Dzisiaj chmurzyska okazały się łaskawe i zrobiły dla mnie "dziurę", akurat na piękny przelot parki Jason-3/Sentinel-6 przez gwiazdozbiór Woźnicy (załącznik 1:
IMGW). Był to wysoki przelot (załącznik 2 na podstawie
Heavens-Above) a więc w sytuacji, kiedy satelity były w korzystnej ode mnie odległości nie przekraczającej 1500km (przy poprzednich obserwacjach było to ok 2000km).
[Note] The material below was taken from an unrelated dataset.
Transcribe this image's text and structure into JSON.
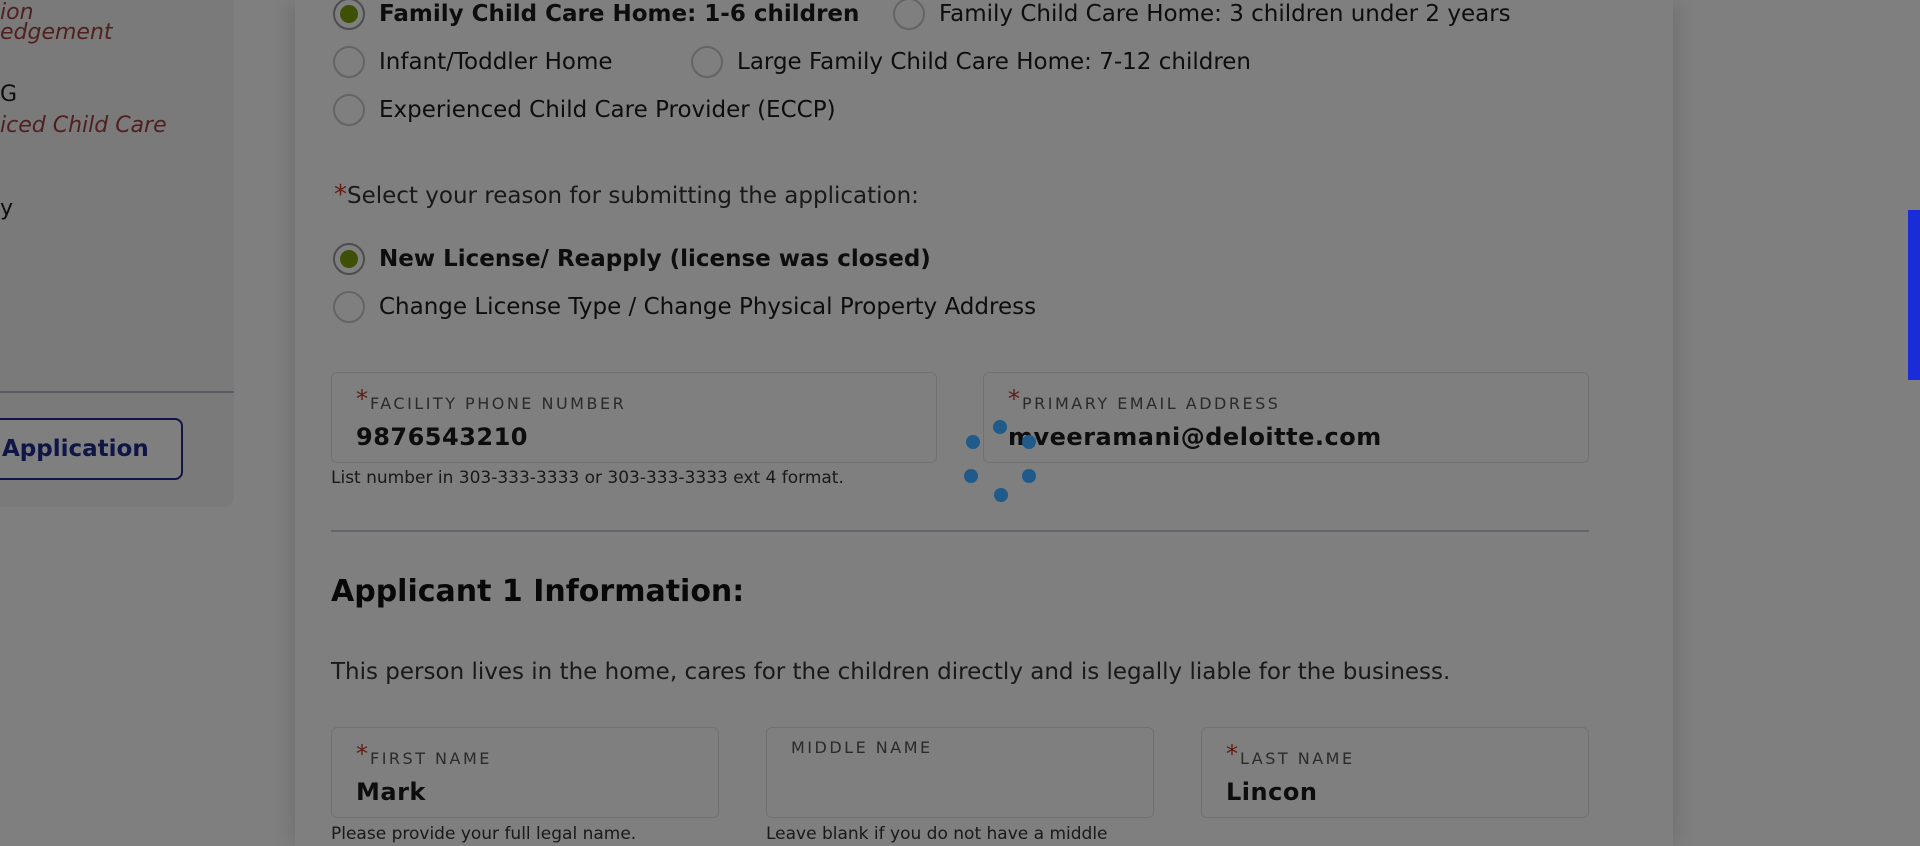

W załączniku nr 3 zasymulowałem w
Stellarium widok FPV całego przelotu - niestety ja mogłem obejrzeć tylko jego końcówkę z mojej balkonowej miejscówki obserwacyjnej, czyli przelot przez Woźnicę (załącznik 4). To co podaje Stellarium, jako jasność Jasona-3, czyli gorzej niż 9 mag, to totalna nieprawda - należy bardzo ostrożnie podchodzić do jasności satelitów podawanej w Stellarium. Jason-3 przy tym przelocie miał jasność ok 5 mag, a Sentinel-6 był nieznacznie słabszy (pewnie ze względu na specyficzne ustawienie paneli solarnych), ale "świecił" lepiej niż 6 mag. Niestety, długim przelotem parki nie mogłem się nacieszyć, niemniej widok ciekawy - satelity lecą za sobą jak po sznurku. Gdyby nie fatalna i nieprzewidywalna pogoda, jaka panuje u nas już od paru miesięcy, to pewnie zaczaiłbym się ze sprzętem foto, a tak tylko oczy i lornetka poszły w ruch.